Jack kept the cigarettes he stole from his dad at the bottom of his vinyl school bag underneath virgin textbooks and teenage boy detritus. We smoked them in the paddock that marked the halfway point between our houses. In an untamed hedge and using grass clippings from the paddock’s slashing we made that autumn’s cubby house where we perfected smoke rings and discussed girls. After he finished his cigarette, one name always made Jack unknowingly tie the fresh green stalk of a weed’s regrowth into a knot after making a big heart-shaped loop. I never told him that I noticed.

The Crater

by G.J. Williams

As for the smoking crater at the centre of your being, it’s lost among foreign wars, localised tumours; divorces, evictions. That it still smoulders is testament enough; whatever was there must have taken some destroying. But we know, don’t we? We know what was there and how much it took to destroy it. So very little it ought to be sad. But it’s not sad, is it? Too few losses for it to be deemed sad.

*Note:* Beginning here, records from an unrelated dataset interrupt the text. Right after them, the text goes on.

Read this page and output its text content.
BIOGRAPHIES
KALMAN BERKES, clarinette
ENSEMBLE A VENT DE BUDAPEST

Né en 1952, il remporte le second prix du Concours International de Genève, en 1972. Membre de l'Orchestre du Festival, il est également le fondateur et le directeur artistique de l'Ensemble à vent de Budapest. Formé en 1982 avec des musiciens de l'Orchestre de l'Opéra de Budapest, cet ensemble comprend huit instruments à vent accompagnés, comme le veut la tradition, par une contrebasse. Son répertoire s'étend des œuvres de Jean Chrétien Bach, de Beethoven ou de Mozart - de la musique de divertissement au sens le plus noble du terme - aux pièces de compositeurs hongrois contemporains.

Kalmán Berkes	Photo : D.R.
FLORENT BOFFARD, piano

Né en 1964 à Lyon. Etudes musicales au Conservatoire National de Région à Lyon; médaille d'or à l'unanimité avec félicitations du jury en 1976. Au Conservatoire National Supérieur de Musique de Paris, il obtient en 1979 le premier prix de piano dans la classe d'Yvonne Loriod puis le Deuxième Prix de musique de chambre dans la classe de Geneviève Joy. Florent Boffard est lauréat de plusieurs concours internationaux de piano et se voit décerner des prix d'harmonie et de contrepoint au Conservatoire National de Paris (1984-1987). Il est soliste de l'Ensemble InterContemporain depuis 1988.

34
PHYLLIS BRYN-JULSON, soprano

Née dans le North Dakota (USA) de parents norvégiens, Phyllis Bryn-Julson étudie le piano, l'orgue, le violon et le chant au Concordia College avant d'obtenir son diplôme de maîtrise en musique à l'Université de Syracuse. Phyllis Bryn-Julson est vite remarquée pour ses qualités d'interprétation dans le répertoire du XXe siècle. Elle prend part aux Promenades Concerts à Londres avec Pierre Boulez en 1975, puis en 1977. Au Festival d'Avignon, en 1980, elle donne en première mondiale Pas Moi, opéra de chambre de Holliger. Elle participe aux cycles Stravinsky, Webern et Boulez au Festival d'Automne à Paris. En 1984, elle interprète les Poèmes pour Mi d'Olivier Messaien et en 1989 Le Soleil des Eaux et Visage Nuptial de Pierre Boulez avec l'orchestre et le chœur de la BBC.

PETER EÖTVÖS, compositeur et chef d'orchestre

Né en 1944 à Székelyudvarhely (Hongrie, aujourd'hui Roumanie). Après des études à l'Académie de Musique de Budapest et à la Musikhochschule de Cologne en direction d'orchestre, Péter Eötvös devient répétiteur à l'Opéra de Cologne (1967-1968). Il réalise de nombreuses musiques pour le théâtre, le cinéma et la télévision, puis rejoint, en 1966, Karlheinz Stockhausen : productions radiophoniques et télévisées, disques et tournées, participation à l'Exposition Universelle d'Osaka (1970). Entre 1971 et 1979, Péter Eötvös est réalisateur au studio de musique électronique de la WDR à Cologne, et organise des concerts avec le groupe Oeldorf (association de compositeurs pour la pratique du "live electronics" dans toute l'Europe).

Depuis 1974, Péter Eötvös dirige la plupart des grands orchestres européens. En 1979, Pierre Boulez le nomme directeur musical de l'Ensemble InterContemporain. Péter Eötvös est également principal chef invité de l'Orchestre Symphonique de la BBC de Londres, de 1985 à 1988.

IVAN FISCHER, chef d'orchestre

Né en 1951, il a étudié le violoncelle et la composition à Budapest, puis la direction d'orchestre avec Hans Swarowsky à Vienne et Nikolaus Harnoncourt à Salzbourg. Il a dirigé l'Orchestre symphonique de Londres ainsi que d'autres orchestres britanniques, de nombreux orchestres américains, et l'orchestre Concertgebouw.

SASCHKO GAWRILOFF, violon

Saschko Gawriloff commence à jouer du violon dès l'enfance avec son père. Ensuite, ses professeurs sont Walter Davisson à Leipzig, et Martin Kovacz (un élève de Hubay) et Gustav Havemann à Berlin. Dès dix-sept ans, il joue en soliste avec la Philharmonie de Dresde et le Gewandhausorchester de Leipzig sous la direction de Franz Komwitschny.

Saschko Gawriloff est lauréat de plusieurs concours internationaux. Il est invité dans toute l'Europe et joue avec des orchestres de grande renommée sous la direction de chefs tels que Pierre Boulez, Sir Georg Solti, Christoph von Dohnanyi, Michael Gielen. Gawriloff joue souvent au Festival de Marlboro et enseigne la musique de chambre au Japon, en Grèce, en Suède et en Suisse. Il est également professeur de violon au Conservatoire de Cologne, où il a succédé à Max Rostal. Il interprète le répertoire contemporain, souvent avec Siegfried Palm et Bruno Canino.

The cigarettes in your coat pocket were soaked, and there’s no accounting for your neighbour’s taste in music, loud and piercing as it is.

Blind Date

by Adam Conner

“Look,” she tells me, sitting here in a cafe we’d never been to before, in clothes that she no doubt wore the night before, thumbing her purse strap she’d yet to take off, circling the straw in her water (the only thing she ordered), checking her phone as if she received a message she’d been waiting for this entire time, still wearing her sunglasses as if she didn’t want to see me, she tells me, “We need to talk,” but we already have.

One response

  1. Adam Conner’s piece ‘Blind Date’ is a near perfect example of microfiction’s ability to encapsulate everything in almost nothing.